In the examples below, one can pick whatever numbers in bold one wants.


The North Dakota Bakken (middle Bakken plus Three Forks first bench)
  • Williston to Minot: 120 miles
  • Williston to Belfield: 100 miles
  • 100 miles x 100 miles = 10,000 square miles -- the North Dakota Bakken
640 acres/square mile = 6.4 million acres

5,000 1280-acre drilling units

500 billion bbl original-oil-in-place reservoir

500 billion bbls OOIP / 6,400,000 acres = 78,125 bbls OOIP/acre

78,125 bbls OOIP/acre x  1280 acres/drilling unit = 100 million bbls OOIP / 1280-acre drilling unit
500 billion bbls OOIP / 5,000 1280-acre drilling units = 100 million bbls OOIP / 1280-acre drilling unit

12 wells / 1280-acre drilling unit

100 million bbls OOIP x 7% production rate = 7 million bbls recoverable oil / 1280-acre drilling unit
7 million bbs / 12 wells = 583,333 bbls / well

Summary: at 7% production rate across the middle Bakken/Three Forks first bench yields:  583,333 bbls/well

Whether one agrees with the assumptions or not (the numbers in bold) it is amazing that the law of large numbers seems to work.
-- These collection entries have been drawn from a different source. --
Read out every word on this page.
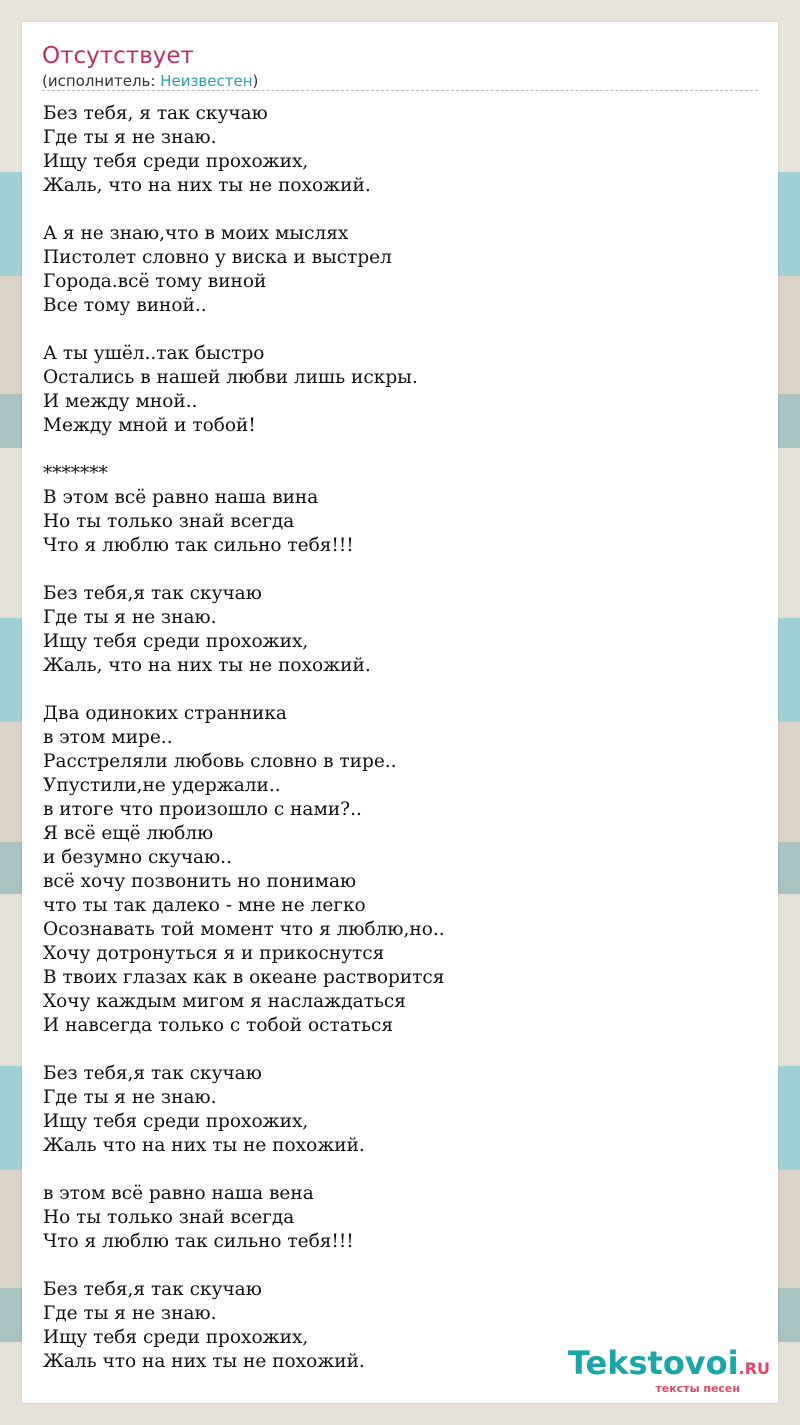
Отсутствует
(исполнитель: Неизвестен)
Без тебя, я так скучаю
Где ты я не знаю.
Ищу тебя среди прохожих,
Жаль, что на них ты не похожий.
А я не знаю,что в моих мыслях
Пистолет словно у виска и выстрел
Города.всё тому виной
Все тому виной..
А ты ушёл..так быстро
Остались в нашей любви лишь искры.
И между мной..
Между мной и тобой!
*******
В этом всё равно наша вина
Но ты только знай всегда
Что я люблю так сильно тебя!!!
Без тебя,я так скучаю
Где ты я не знаю.
Ищу тебя среди прохожих,
Жаль, что на них ты не похожий.
Два одиноких странника
в этом мире..
Расстреляли любовь словно в тире..
Упустили,не удержали..
в итоге что произошло с нами?..
Я всё ещё люблю
и безумно скучаю..
всё хочу позвонить но понимаю
что ты так далеко - мне не легко
Осознавать той момент что я люблю,но..
Хочу дотронуться я и прикоснутся
В твоих глазах как в океане растворится
Хочу каждым мигом я наслаждаться
И навсегда только с тобой остаться
Без тебя,я так скучаю
Где ты я не знаю.
Ищу тебя среди прохожих,
Жаль что на них ты не похожий.
в этом всё равно наша вена
Но ты только знай всегда
Что я люблю так сильно тебя!!!
Без тебя,я так скучаю
Где ты я не знаю.
Ищу тебя среди прохожих,
Жаль что на них ты не похожий.	Tekstovoi.RU
тексты песен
I think everyone agrees that EURs of 600,000 bbls is not unrealistic (yes, I know there are a lot of poor Bakken wells out there, but one can also argue that a lot of those poorer Bakken wells were drilled under less than optimal conditions, beginning with poor understanding of the geology and extending through inexperienced roughnecks.

If, in fact, operators are approaching 14% productivity rate in the Bakken, then one can expect million-bbl EURs.

Idle chatter but it helps me validate OOIP estimates; company talk about production rates; and, EURs of wells that are being drilled over time.